All predictions must lead to a Joshua win. whilst this fight is seen as a mandatory with Povetkin being next in line, if would be a shock to the boxing world if AJ were to lose this.
However, as Joshua starts to work through more fights and gain more experience, he is learning that to win, you don’t have to knock someone out, however exciting that is to watch and regardless of what he’s been quoted as saying as to how he’s going to come out “all guns blazing” for the knockout.
This takes away a massive amount of respect for Povetkin. He’s in the twilight of his career, no doubt about that, but he’s got a good number of rounds left in him and a devastating left hook. David Haye has been quoted as saying that he is the “best opponent that Joshua has faced, including Klitschko” which would indicate this won’t be as easy as many think.
A (large) points victory for Joshua is where our money would be going. He could also be potential to a late round group for a knockout as well, maybe 10-12 would be a good price at 13/2.
Where next for Joshua?
Providing that he does go out and get the business done on Saturday, the fight that everyone wants to see is against Wilder and to try and unify the division. This fight just has to happen, and it has to happen in the next 12 months.
When fighters dodge each other, like Mayweather and Pacquiao did for so long, the fight losses its credibility as one, if not both fighters might no longer be at their peak.

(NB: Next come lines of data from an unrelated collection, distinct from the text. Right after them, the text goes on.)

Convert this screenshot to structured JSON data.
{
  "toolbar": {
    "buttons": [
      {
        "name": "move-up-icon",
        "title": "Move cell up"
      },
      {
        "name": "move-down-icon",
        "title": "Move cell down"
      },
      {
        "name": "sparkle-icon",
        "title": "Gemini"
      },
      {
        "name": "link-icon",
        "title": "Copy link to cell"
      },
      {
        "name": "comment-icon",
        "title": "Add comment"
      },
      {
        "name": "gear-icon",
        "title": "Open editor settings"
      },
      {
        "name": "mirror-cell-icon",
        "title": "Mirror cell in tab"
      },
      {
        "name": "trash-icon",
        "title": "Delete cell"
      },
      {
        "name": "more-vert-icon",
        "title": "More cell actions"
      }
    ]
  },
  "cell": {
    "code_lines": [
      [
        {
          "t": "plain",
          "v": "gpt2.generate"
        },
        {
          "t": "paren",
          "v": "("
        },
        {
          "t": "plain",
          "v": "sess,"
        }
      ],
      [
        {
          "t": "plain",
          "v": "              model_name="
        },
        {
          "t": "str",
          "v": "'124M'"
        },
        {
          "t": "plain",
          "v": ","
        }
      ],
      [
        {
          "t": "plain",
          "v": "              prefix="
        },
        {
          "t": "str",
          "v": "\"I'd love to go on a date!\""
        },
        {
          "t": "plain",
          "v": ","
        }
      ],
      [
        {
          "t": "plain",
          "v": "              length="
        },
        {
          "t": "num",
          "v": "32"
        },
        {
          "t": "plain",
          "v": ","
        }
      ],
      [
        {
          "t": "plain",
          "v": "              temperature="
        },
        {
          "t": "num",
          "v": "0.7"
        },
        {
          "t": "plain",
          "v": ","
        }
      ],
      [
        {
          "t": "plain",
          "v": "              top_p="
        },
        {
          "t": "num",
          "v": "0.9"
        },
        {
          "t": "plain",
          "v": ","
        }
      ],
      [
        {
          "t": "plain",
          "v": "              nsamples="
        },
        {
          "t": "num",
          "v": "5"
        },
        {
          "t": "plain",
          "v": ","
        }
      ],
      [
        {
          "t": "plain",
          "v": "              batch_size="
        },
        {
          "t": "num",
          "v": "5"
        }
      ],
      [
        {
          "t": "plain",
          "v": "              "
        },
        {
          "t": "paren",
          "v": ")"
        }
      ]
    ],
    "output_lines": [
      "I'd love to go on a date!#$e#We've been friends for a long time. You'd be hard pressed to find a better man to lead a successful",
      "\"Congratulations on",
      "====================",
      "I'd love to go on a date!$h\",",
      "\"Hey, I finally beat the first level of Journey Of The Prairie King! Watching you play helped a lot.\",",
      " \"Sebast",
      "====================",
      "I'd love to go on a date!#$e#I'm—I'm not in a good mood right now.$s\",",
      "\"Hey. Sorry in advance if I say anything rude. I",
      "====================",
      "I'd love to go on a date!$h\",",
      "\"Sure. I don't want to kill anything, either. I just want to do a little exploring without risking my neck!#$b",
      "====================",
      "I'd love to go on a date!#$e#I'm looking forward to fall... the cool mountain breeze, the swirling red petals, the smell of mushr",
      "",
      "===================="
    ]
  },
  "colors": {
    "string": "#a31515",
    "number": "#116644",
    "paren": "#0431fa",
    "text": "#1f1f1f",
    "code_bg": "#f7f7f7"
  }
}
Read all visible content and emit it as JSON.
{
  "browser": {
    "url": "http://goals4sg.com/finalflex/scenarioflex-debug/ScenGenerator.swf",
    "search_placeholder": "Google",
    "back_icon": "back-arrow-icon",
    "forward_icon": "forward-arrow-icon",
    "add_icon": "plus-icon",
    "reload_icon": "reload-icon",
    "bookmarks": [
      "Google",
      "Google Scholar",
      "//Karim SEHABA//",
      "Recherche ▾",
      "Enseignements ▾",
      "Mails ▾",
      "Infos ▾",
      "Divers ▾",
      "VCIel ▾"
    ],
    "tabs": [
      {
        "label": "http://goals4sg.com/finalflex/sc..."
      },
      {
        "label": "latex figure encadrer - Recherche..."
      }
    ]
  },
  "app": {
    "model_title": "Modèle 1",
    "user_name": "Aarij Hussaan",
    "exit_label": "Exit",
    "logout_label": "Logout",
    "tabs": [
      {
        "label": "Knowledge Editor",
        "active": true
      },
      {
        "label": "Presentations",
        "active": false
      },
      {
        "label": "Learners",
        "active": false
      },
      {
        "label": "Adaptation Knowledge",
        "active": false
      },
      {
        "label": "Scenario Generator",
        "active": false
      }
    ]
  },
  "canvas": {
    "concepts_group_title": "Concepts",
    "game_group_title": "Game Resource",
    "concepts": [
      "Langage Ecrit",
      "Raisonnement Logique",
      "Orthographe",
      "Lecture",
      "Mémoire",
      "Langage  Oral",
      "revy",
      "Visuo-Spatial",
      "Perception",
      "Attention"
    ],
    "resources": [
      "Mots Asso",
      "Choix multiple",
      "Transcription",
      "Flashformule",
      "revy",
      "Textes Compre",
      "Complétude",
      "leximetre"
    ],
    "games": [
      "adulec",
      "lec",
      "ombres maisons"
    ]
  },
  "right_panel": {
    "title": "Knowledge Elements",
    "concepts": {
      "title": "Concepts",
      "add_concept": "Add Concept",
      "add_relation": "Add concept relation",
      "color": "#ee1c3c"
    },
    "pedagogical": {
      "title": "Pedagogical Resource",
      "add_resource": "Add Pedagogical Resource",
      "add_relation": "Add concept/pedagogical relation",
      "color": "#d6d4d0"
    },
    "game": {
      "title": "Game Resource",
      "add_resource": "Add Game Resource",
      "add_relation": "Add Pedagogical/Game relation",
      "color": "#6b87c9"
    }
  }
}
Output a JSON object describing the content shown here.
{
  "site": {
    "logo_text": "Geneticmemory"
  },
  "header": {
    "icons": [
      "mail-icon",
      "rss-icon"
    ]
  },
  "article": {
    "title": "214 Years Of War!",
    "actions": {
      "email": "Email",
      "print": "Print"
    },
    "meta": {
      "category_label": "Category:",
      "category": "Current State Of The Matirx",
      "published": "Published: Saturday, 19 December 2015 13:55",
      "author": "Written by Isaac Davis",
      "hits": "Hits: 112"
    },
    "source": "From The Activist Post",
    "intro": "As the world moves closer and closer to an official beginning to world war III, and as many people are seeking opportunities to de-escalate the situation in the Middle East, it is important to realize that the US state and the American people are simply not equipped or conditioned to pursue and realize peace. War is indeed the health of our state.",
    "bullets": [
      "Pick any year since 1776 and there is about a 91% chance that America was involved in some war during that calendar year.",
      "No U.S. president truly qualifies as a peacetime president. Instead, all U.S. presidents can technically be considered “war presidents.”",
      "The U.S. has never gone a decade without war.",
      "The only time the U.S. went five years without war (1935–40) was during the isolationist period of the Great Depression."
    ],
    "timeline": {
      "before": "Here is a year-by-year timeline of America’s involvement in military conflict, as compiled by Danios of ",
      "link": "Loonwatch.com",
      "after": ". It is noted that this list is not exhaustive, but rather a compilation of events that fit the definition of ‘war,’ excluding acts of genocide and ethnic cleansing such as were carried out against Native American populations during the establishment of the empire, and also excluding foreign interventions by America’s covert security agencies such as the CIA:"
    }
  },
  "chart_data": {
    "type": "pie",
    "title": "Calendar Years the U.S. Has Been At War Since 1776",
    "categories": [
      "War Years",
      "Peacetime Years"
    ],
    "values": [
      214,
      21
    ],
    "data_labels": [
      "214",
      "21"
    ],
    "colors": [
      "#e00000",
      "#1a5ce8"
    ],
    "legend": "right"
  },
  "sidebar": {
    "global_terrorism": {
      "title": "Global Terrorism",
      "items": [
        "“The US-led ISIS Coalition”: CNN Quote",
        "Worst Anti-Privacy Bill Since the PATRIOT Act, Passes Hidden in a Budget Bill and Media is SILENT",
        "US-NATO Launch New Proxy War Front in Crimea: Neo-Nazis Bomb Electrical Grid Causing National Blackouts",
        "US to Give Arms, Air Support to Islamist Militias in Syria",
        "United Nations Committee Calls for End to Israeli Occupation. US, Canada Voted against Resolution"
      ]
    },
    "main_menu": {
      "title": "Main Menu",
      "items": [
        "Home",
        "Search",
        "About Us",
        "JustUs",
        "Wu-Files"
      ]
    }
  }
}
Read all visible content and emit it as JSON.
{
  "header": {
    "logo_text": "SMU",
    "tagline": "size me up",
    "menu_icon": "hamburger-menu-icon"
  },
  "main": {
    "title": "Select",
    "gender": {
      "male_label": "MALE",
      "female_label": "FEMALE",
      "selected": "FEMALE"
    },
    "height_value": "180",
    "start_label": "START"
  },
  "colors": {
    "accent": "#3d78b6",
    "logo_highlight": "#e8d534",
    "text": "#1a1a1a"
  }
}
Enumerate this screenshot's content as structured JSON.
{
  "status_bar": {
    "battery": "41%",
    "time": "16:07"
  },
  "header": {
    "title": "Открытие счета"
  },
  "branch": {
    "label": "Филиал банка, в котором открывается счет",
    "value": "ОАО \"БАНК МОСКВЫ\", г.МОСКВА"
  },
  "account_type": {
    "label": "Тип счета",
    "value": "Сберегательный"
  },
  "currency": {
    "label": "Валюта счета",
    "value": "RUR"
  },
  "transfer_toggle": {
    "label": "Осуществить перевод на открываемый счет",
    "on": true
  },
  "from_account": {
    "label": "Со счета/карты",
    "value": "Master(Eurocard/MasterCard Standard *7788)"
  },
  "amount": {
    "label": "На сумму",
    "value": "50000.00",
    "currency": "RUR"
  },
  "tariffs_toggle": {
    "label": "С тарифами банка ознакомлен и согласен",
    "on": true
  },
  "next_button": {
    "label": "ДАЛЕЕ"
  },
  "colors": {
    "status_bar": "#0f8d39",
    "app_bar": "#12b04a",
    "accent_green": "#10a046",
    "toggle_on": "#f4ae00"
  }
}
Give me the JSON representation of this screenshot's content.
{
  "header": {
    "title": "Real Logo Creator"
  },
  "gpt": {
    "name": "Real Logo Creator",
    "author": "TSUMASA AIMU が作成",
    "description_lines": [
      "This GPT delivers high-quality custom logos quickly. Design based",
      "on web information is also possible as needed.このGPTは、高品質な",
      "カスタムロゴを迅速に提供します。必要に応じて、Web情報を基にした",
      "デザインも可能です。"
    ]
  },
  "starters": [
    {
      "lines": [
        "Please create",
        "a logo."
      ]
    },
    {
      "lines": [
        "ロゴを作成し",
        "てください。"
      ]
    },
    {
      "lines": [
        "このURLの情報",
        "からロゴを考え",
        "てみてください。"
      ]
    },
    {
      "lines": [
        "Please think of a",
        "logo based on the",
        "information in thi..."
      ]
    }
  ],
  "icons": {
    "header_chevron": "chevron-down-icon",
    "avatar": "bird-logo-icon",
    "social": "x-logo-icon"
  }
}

But, we can’t finish without talking about Tyson Fury as well. A lot of noise has been made between both Fury and Wilder for their upcoming fight in December, but as yet, nothing has been signed and jury is still out if it will be, at least so soon.
Fury has fought two punch bags, that he failed to look even remotely impressive against either. Wilder is a different animal to both of them and whilst the money will be there, could be too soon for Fury. But, and this is a big but, if the fight does happen and if Fury does win, maybe this could be the next route come spring time 2019 for Joshua?